Here’s how to help and protect:
- Get Help – As I said in my self-harm post, don’t hold the risk alone, it can be too much. Contact the GP, raise your concerns. As a clinician I would rather assess someone and clarify the level of risk rather than leave to chance. By getting help a safety plan can be formulated and additional services can become involved. This will make the risk more manageable.
- Structure – Reaching a person who is considering suicide is hard work. Try and help them have some structure and purpose to their day. It might be that they need you to do something with them. This is about having something in their day they can aim to do or look forward to, big or small.
- Limit Time Alone – This can be a time for rumination. If you can, regularly check on the person throughout the day, and maybe the night if necessary. It could be a mix of phone calls and actual visits if you don’t live with them. This is made easier when there are a number of people helping, including community mental health teams.
- Remove Risky Items – This is a bit easier when we are managing the risk of a young person who is at home with adults.

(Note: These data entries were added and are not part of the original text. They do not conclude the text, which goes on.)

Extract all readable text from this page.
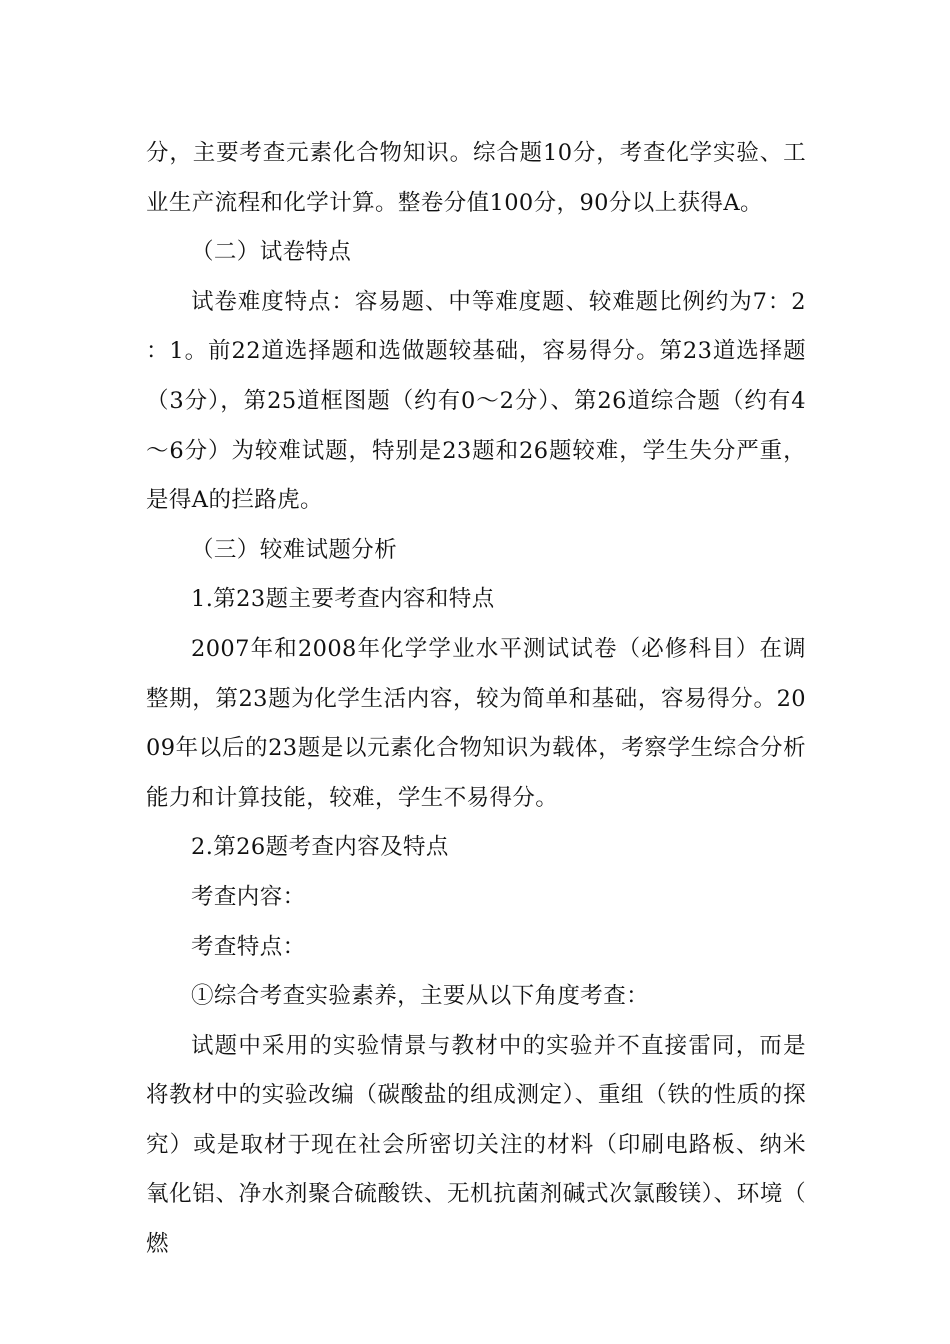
分，主要考查元素化合物知识。综合题10分，考查化学实验、工业生产流程和化学计算。整卷分值100分，90分以上获得A。

（二）试卷特点

试卷难度特点：容易题、中等难度题、较难题比例约为7：2：1。前22道选择题和选做题较基础，容易得分。第23道选择题（3分），第25道框图题（约有0～2分）、第26道综合题（约有4～6分）为较难试题，特别是23题和26题较难，学生失分严重，是得A的拦路虎。

（三）较难试题分析

1.第23题主要考查内容和特点

2007年和2008年化学学业水平测试试卷（必修科目）在调整期，第23题为化学生活内容，较为简单和基础，容易得分。2009年以后的23题是以元素化合物知识为载体，考察学生综合分析能力和计算技能，较难，学生不易得分。

2.第26题考查内容及特点

考查内容：

考查特点：

①综合考查实验素养，主要从以下角度考查：

试题中采用的实验情景与教材中的实验并不直接雷同，而是将教材中的实验改编（碳酸盐的组成测定）、重组（铁的性质的探究）或是取材于现在社会所密切关注的材料（印刷电路板、纳米氧化铝、净水剂聚合硫酸铁、无机抗菌剂碱式次氯酸镁）、环境（燃
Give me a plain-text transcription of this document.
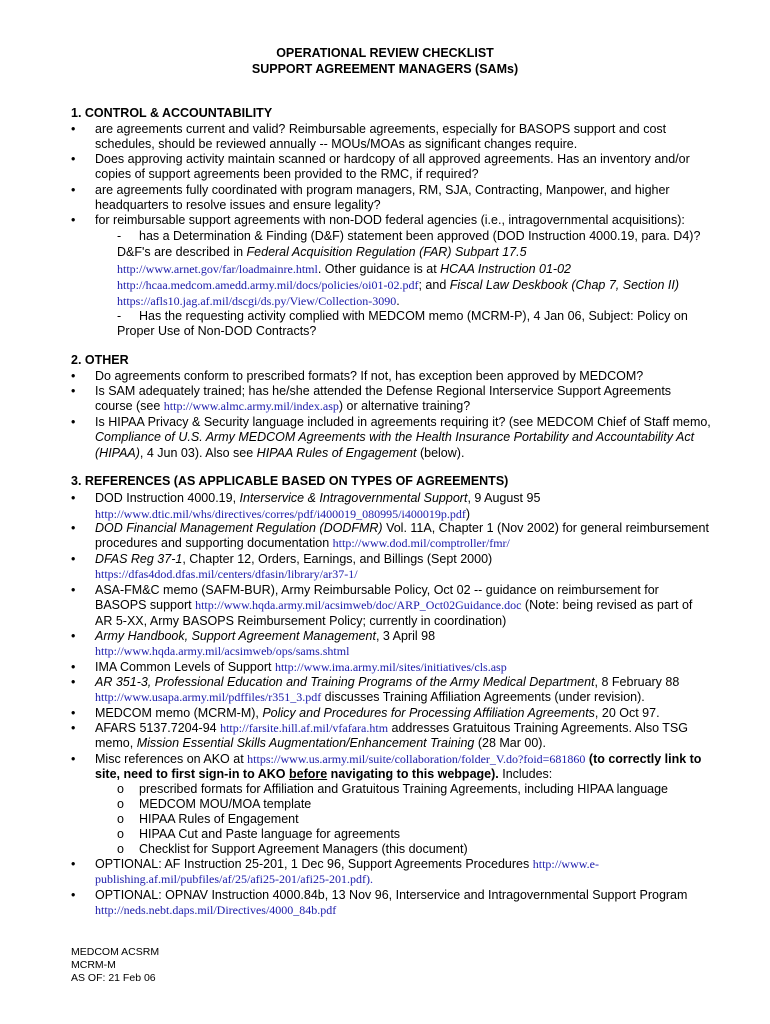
OPERATIONAL REVIEW CHECKLIST
SUPPORT AGREEMENT MANAGERS (SAMs)
1. CONTROL & ACCOUNTABILITY
•	are agreements current and valid? Reimbursable agreements, especially for BASOPS support and cost schedules, should be reviewed annually -- MOUs/MOAs as significant changes require.
•	Does approving activity maintain scanned or hardcopy of all approved agreements. Has an inventory and/or copies of support agreements been provided to the RMC, if required?
•	are agreements fully coordinated with program managers, RM, SJA, Contracting, Manpower, and higher headquarters to resolve issues and ensure legality?
•	for reimbursable support agreements with non-DOD federal agencies (i.e., intragovernmental acquisitions):
-	has a Determination & Finding (D&F) statement been approved (DOD Instruction 4000.19, para. D4)? D&F's are described in Federal Acquisition Regulation (FAR) Subpart 17.5 http://www.arnet.gov/far/loadmainre.html. Other guidance is at HCAA Instruction 01-02 http://hcaa.medcom.amedd.army.mil/docs/policies/oi01-02.pdf; and Fiscal Law Deskbook (Chap 7, Section II) https://afls10.jag.af.mil/dscgi/ds.py/View/Collection-3090.
-	Has the requesting activity complied with MEDCOM memo (MCRM-P), 4 Jan 06, Subject: Policy on Proper Use of Non-DOD Contracts?
2. OTHER
•	Do agreements conform to prescribed formats? If not, has exception been approved by MEDCOM?
•	Is SAM adequately trained; has he/she attended the Defense Regional Interservice Support Agreements course (see http://www.almc.army.mil/index.asp) or alternative training?
•	Is HIPAA Privacy & Security language included in agreements requiring it? (see MEDCOM Chief of Staff memo, Compliance of U.S. Army MEDCOM Agreements with the Health Insurance Portability and Accountability Act (HIPAA), 4 Jun 03). Also see HIPAA Rules of Engagement (below).
3. REFERENCES (AS APPLICABLE BASED ON TYPES OF AGREEMENTS)
•	DOD Instruction 4000.19, Interservice & Intragovernmental Support, 9 August 95
http://www.dtic.mil/whs/directives/corres/pdf/i400019_080995/i400019p.pdf)
•	DOD Financial Management Regulation (DODFMR) Vol. 11A, Chapter 1 (Nov 2002) for general reimbursement procedures and supporting documentation http://www.dod.mil/comptroller/fmr/
•	DFAS Reg 37-1, Chapter 12, Orders, Earnings, and Billings (Sept 2000)
https://dfas4dod.dfas.mil/centers/dfasin/library/ar37-1/
•	ASA-FM&C memo (SAFM-BUR), Army Reimbursable Policy, Oct 02 -- guidance on reimbursement for BASOPS support http://www.hqda.army.mil/acsimweb/doc/ARP_Oct02Guidance.doc (Note: being revised as part of AR 5-XX, Army BASOPS Reimbursement Policy; currently in coordination)
•	Army Handbook, Support Agreement Management, 3 April 98
http://www.hqda.army.mil/acsimweb/ops/sams.shtml
•	IMA Common Levels of Support http://www.ima.army.mil/sites/initiatives/cls.asp
•	AR 351-3, Professional Education and Training Programs of the Army Medical Department, 8 February 88
http://www.usapa.army.mil/pdffiles/r351_3.pdf discusses Training Affiliation Agreements (under revision).
•	MEDCOM memo (MCRM-M), Policy and Procedures for Processing Affiliation Agreements, 20 Oct 97.
•	AFARS 5137.7204-94 http://farsite.hill.af.mil/vfafara.htm addresses Gratuitous Training Agreements. Also TSG memo, Mission Essential Skills Augmentation/Enhancement Training (28 Mar 00).
•	Misc references on AKO at https://www.us.army.mil/suite/collaboration/folder_V.do?foid=681860 (to correctly link to site, need to first sign-in to AKO before navigating to this webpage). Includes:
o prescribed formats for Affiliation and Gratuitous Training Agreements, including HIPAA language
o MEDCOM MOU/MOA template
o HIPAA Rules of Engagement
o HIPAA Cut and Paste language for agreements
o Checklist for Support Agreement Managers (this document)
•	OPTIONAL: AF Instruction 25-201, 1 Dec 96, Support Agreements Procedures http://www.e-publishing.af.mil/pubfiles/af/25/afi25-201/afi25-201.pdf).
•	OPTIONAL: OPNAV Instruction 4000.84b, 13 Nov 96, Interservice and Intragovernmental Support Program
http://neds.nebt.daps.mil/Directives/4000_84b.pdf
MEDCOM ACSRM
MCRM-M
AS OF: 21 Feb 06
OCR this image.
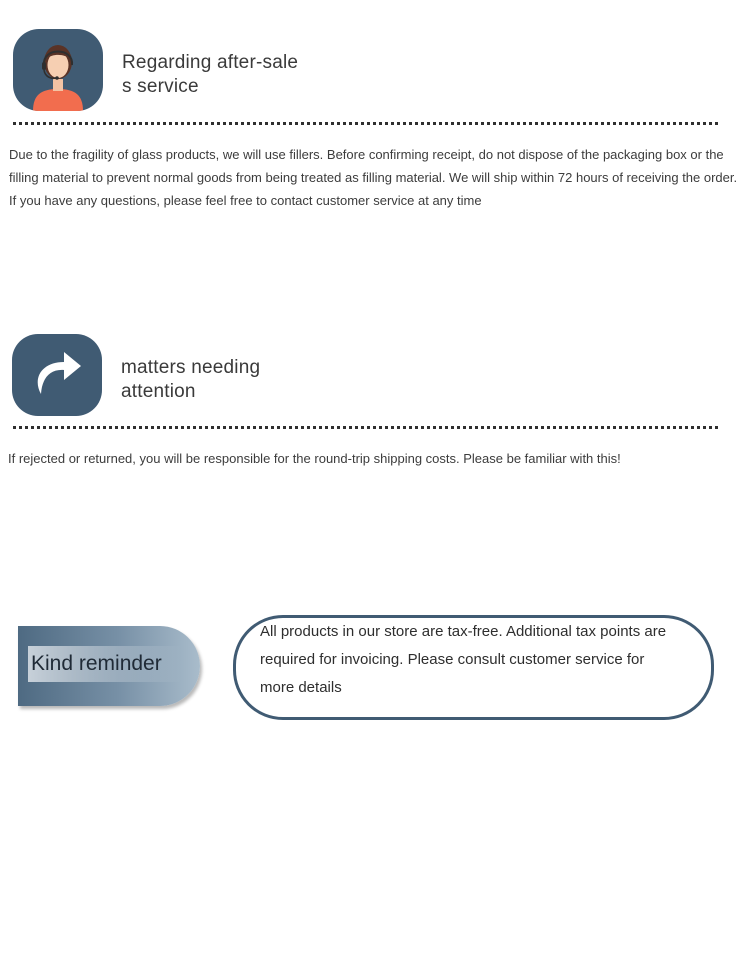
Regarding after-sale
s service
Due to the fragility of glass products, we will use fillers. Before confirming receipt, do not dispose of the packaging box or the filling material to prevent normal goods from being treated as filling material. We will ship within 72 hours of receiving the order. If you have any questions, please feel free to contact customer service at any time
matters needing
attention
If rejected or returned, you will be responsible for the round-trip shipping costs. Please be familiar with this!
Kind reminder
All products in our store are tax-free. Additional tax points are required for invoicing. Please consult customer service for more details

Lock or throw away medication. Remove ties, belts, ropes, anything that could be used as a ligature. It may sound drastic but sometimes it’s necessary. It’s not forever. Obviously, this should be done in a non-blaming or shaming way. The aim is to keep someone safe not to make them feel bad or guilty about how they are feeling. The same goes for drugs and alcohol. Think about if these are part of the picture and seek help from appropriate services if needed. Naturally, limit the amount of alcohol that is at home.
- Acceptance – This is a hard one because I am suggesting there is an acceptance for the person wanting to end their life. I am not talking about encouraging them, it’s more about acknowledging what the person is struggling with at the moment. They will need this if they are to move forward.
- Safety Plan – With the person, work out what they can do when the risk is becoming insurmountable. What are the warning signs it is getting like this? Are there any triggers? Is there someone they could call? How could they distract their mind from these thoughts? Giving phone numbers for anonymous helplines is worthwhile too. The Samaritans or Childline offer a fantastic service, as do Prevention of Young Suicide.
Sometimes you can do everything possible and suicide still happens.This is simply devastating. You may find while supporting someone that you start to feel lonely, hopeless and helpless too. You may be picking up on the their feelings but this may also be an indication that it’s getting too much for you. Don’t hold the risk on your own, do involve services and ask for help, it’s what they are there for.